The snow removal contract states: “[The] contract price to be paid
Contractor . . . please refer to Exhibit ‘D’ payable monthly within 30 days of
receipt by Owner(s) of the complete Invoice Package (as described) and
completion of all work (for Open Contracts, see ‘Contract notice to
proceed’).” Id. Exhibit D, a letter dated August 22, 2005, includes the
following payment schedule:
1. Plowing of entire Maytag site and clearing of sidewalks:
1 inch to 4 inches $2,600.00 per push
2. Salting: $1,800.00 per service
Note: 1. During and after snow storms, Dunbar’s will plow
area where existing trailers are moved or upon request.

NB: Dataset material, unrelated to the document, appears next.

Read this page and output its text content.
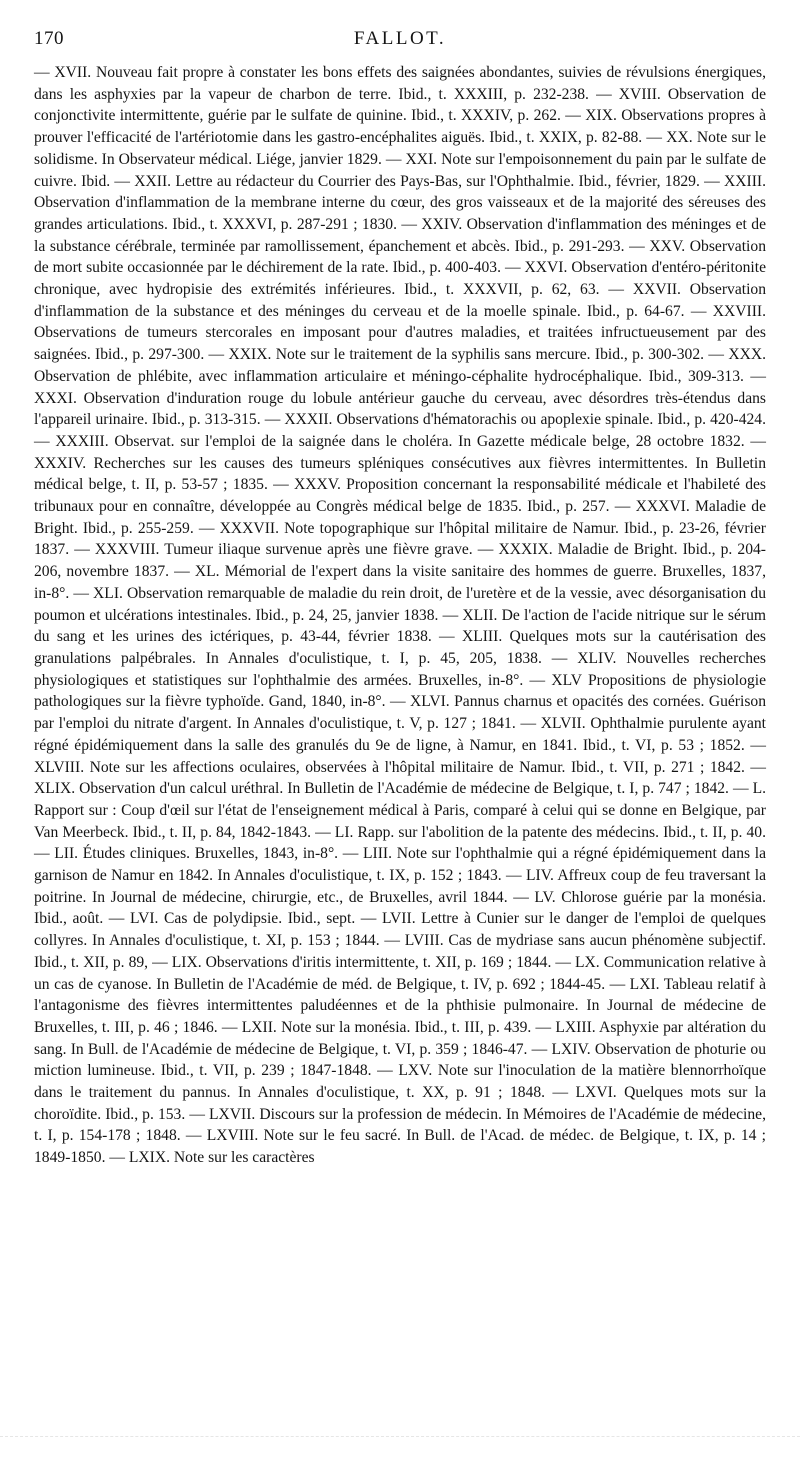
170	FALLOT.

— XVII. Nouveau fait propre à constater les bons effets des saignées abondantes, suivies de révulsions énergiques, dans les asphyxies par la vapeur de charbon de terre. Ibid., t. XXXIII, p. 232-238. — XVIII. Observation de conjonctivite intermittente, guérie par le sulfate de quinine. Ibid., t. XXXIV, p. 262. — XIX. Observations propres à prouver l'efficacité de l'artériotomie dans les gastro-encéphalites aiguës. Ibid., t. XXIX, p. 82-88. — XX. Note sur le solidisme. In Observateur médical. Liége, janvier 1829. — XXI. Note sur l'empoisonnement du pain par le sulfate de cuivre. Ibid. — XXII. Lettre au rédacteur du Courrier des Pays-Bas, sur l'Ophthalmie. Ibid., février, 1829. — XXIII. Observation d'inflammation de la membrane interne du cœur, des gros vaisseaux et de la majorité des séreuses des grandes articulations. Ibid., t. XXXVI, p. 287-291 ; 1830. — XXIV. Observation d'inflammation des méninges et de la substance cérébrale, terminée par ramollissement, épanchement et abcès. Ibid., p. 291-293. — XXV. Observation de mort subite occasionnée par le déchirement de la rate. Ibid., p. 400-403. — XXVI. Observation d'entéro-péritonite chronique, avec hydropisie des extrémités inférieures. Ibid., t. XXXVII, p. 62, 63. — XXVII. Observation d'inflammation de la substance et des méninges du cerveau et de la moelle spinale. Ibid., p. 64-67. — XXVIII. Observations de tumeurs stercorales en imposant pour d'autres maladies, et traitées infructueusement par des saignées. Ibid., p. 297-300. — XXIX. Note sur le traitement de la syphilis sans mercure. Ibid., p. 300-302. — XXX. Observation de phlébite, avec inflammation articulaire et méningo-céphalite hydrocéphalique. Ibid., 309-313. — XXXI. Observation d'induration rouge du lobule antérieur gauche du cerveau, avec désordres très-étendus dans l'appareil urinaire. Ibid., p. 313-315. — XXXII. Observations d'hématorachis ou apoplexie spinale. Ibid., p. 420-424. — XXXIII. Observat. sur l'emploi de la saignée dans le choléra. In Gazette médicale belge, 28 octobre 1832. — XXXIV. Recherches sur les causes des tumeurs spléniques consécutives aux fièvres intermittentes. In Bulletin médical belge, t. II, p. 53-57 ; 1835. — XXXV. Proposition concernant la responsabilité médicale et l'habileté des tribunaux pour en connaître, développée au Congrès médical belge de 1835. Ibid., p. 257. — XXXVI. Maladie de Bright. Ibid., p. 255-259. — XXXVII. Note topographique sur l'hôpital militaire de Namur. Ibid., p. 23-26, février 1837. — XXXVIII. Tumeur iliaque survenue après une fièvre grave. — XXXIX. Maladie de Bright. Ibid., p. 204-206, novembre 1837. — XL. Mémorial de l'expert dans la visite sanitaire des hommes de guerre. Bruxelles, 1837, in-8°. — XLI. Observation remarquable de maladie du rein droit, de l'uretère et de la vessie, avec désorganisation du poumon et ulcérations intestinales. Ibid., p. 24, 25, janvier 1838. — XLII. De l'action de l'acide nitrique sur le sérum du sang et les urines des ictériques, p. 43-44, février 1838. — XLIII. Quelques mots sur la cautérisation des granulations palpébrales. In Annales d'oculistique, t. I, p. 45, 205, 1838. — XLIV. Nouvelles recherches physiologiques et statistiques sur l'ophthalmie des armées. Bruxelles, in-8°. — XLV Propositions de physiologie pathologiques sur la fièvre typhoïde. Gand, 1840, in-8°. — XLVI. Pannus charnus et opacités des cornées. Guérison par l'emploi du nitrate d'argent. In Annales d'oculistique, t. V, p. 127 ; 1841. — XLVII. Ophthalmie purulente ayant régné épidémiquement dans la salle des granulés du 9e de ligne, à Namur, en 1841. Ibid., t. VI, p. 53 ; 1852. — XLVIII. Note sur les affections oculaires, observées à l'hôpital militaire de Namur. Ibid., t. VII, p. 271 ; 1842. — XLIX. Observation d'un calcul uréthral. In Bulletin de l'Académie de médecine de Belgique, t. I, p. 747 ; 1842. — L. Rapport sur : Coup d'œil sur l'état de l'enseignement médical à Paris, comparé à celui qui se donne en Belgique, par Van Meerbeck. Ibid., t. II, p. 84, 1842-1843. — LI. Rapp. sur l'abolition de la patente des médecins. Ibid., t. II, p. 40. — LII. Études cliniques. Bruxelles, 1843, in-8°. — LIII. Note sur l'ophthalmie qui a régné épidémiquement dans la garnison de Namur en 1842. In Annales d'oculistique, t. IX, p. 152 ; 1843. — LIV. Affreux coup de feu traversant la poitrine. In Journal de médecine, chirurgie, etc., de Bruxelles, avril 1844. — LV. Chlorose guérie par la monésia. Ibid., août. — LVI. Cas de polydipsie. Ibid., sept. — LVII. Lettre à Cunier sur le danger de l'emploi de quelques collyres. In Annales d'oculistique, t. XI, p. 153 ; 1844. — LVIII. Cas de mydriase sans aucun phénomène subjectif. Ibid., t. XII, p. 89, — LIX. Observations d'iritis intermittente, t. XII, p. 169 ; 1844. — LX. Communication relative à un cas de cyanose. In Bulletin de l'Académie de méd. de Belgique, t. IV, p. 692 ; 1844-45. — LXI. Tableau relatif à l'antagonisme des fièvres intermittentes paludéennes et de la phthisie pulmonaire. In Journal de médecine de Bruxelles, t. III, p. 46 ; 1846. — LXII. Note sur la monésia. Ibid., t. III, p. 439. — LXIII. Asphyxie par altération du sang. In Bull. de l'Académie de médecine de Belgique, t. VI, p. 359 ; 1846-47. — LXIV. Observation de photurie ou miction lumineuse. Ibid., t. VII, p. 239 ; 1847-1848. — LXV. Note sur l'inoculation de la matière blennorrhoïque dans le traitement du pannus. In Annales d'oculistique, t. XX, p. 91 ; 1848. — LXVI. Quelques mots sur la choroïdite. Ibid., p. 153. — LXVII. Discours sur la profession de médecin. In Mémoires de l'Académie de médecine, t. I, p. 154-178 ; 1848. — LXVIII. Note sur le feu sacré. In Bull. de l'Acad. de médec. de Belgique, t. IX, p. 14 ; 1849-1850. — LXIX. Note sur les caractères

Rate will be $70.00/hour/truck.
Id. at 446.
On the evening of March 6, 2006, Appellant, a tractor-trailer driver
employed by a third party, picked up cargo from Maytag’s building within
Covington Industrial Park. There were snow flurries, but the snow was not
accumulating. Ex. A to Appellant’s Br. in Resp. to Maytag’s Second Mot. for
Summ. J. Appellant drove the tractor-trailer to the Premises. The sole
access road to the Premises was a blacktop road covered with snow. A
guardhouse on the road checked trucks in and out of the Premises. Id. at
396-97. Maytag contracted with a third-party vendor to provide the guards
staffing the guardhouse. Id. at 398.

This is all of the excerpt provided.